Neil Simon is a prolific playwright and screenwriter, best known for his classic Broadway comedies, The Odd Couple and Lost in Yonkers.
Simon was born in New York in 1927 and grew up in Manhattan. He spent much of his childhood in movie theaters, whiling away the time watching the period’s popular comedies. He enrolled in New York University after leaving school but soon signed up with the Army Air Force Reserve. While enlisted at a base in Colorado he took classes at the University of Denver and became the sports editors for the base’s newspaper.
In 1946, Simon was discharged from the army and returned to New York. He teamed up with his older brother Danny, and the pair began to write comedy sketches for the popular television and radio stars of the time. In the early 1950s, they were hired to write for television series, Your Show of Shows, alongside Woody Allen and Mel Brooks. After a few years, the brothers stopped writing together but Neil Simon continued to work within television.
Alongside his writing for the small screen, Simon began to experiment with writing for the stage. He and his brother wrote a short-lived musical, Catch a Star!, in 1955, but first solo play did not appear until Come Blow Your Horn in 1961. Simon’s next production, Barefoot in the Park (1963), sent his theater career to new heights and he followed this up with the immensely successful, The Odd Couple (1965), which won four Tony Awards including Best Author of a Play.

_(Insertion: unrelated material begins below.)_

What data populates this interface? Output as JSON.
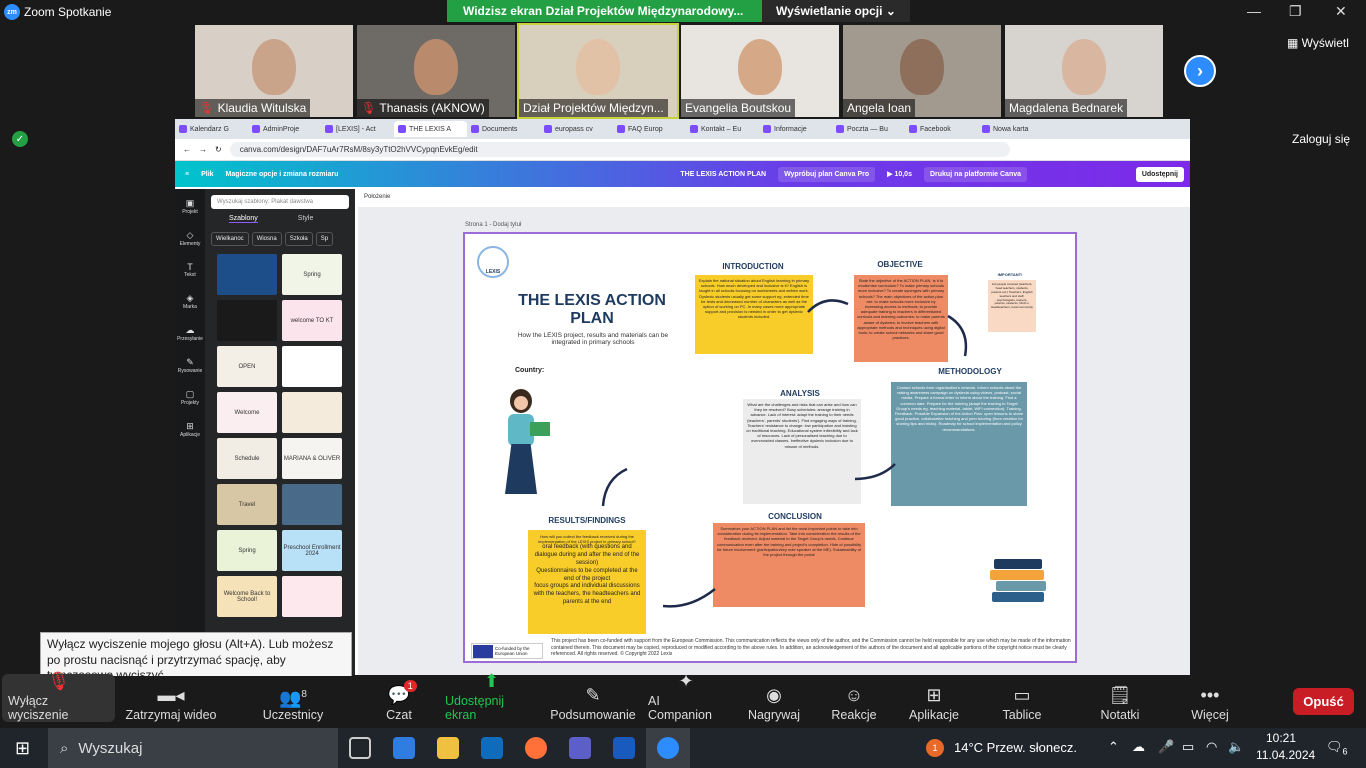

Simon went on to have a string of Broadway hits, including the musical Promises, Promises (1968), The Sunshine Boys (1972), Chapter Two (1977), and Brighton Beach Memoirs (1983). In 1991, Simon’s Lost in Yonkers was awarded the Pulitzer Prize for Drama, as well as the Tony Award for Best Play.
As well as writing for the stage, Simon turned his hand to writing for the big screen also. Come Blow Your Horn was turned into a 1963 movie starring Frank Sinatra and he went on to write original screenplays, including After the Fox (1966) and The Goodbye Girl (1977), for which he received an Academy Award nomination.
In 1968, Simon adapted The Odd Couple into a hugely popular, Oscar-winning movie of the same name, and the concept went on to become an acclaimed television series in the 1970s, also written by Simon. He also adapted several of his other plays for the big screen, including The Plaza Suite and The Sunshine Boys.
In 1975, Neil Simon was presented with a special Tony Award for his contributions to theater, and he is currently the only living playwright to have a Broadway theater named in his honor.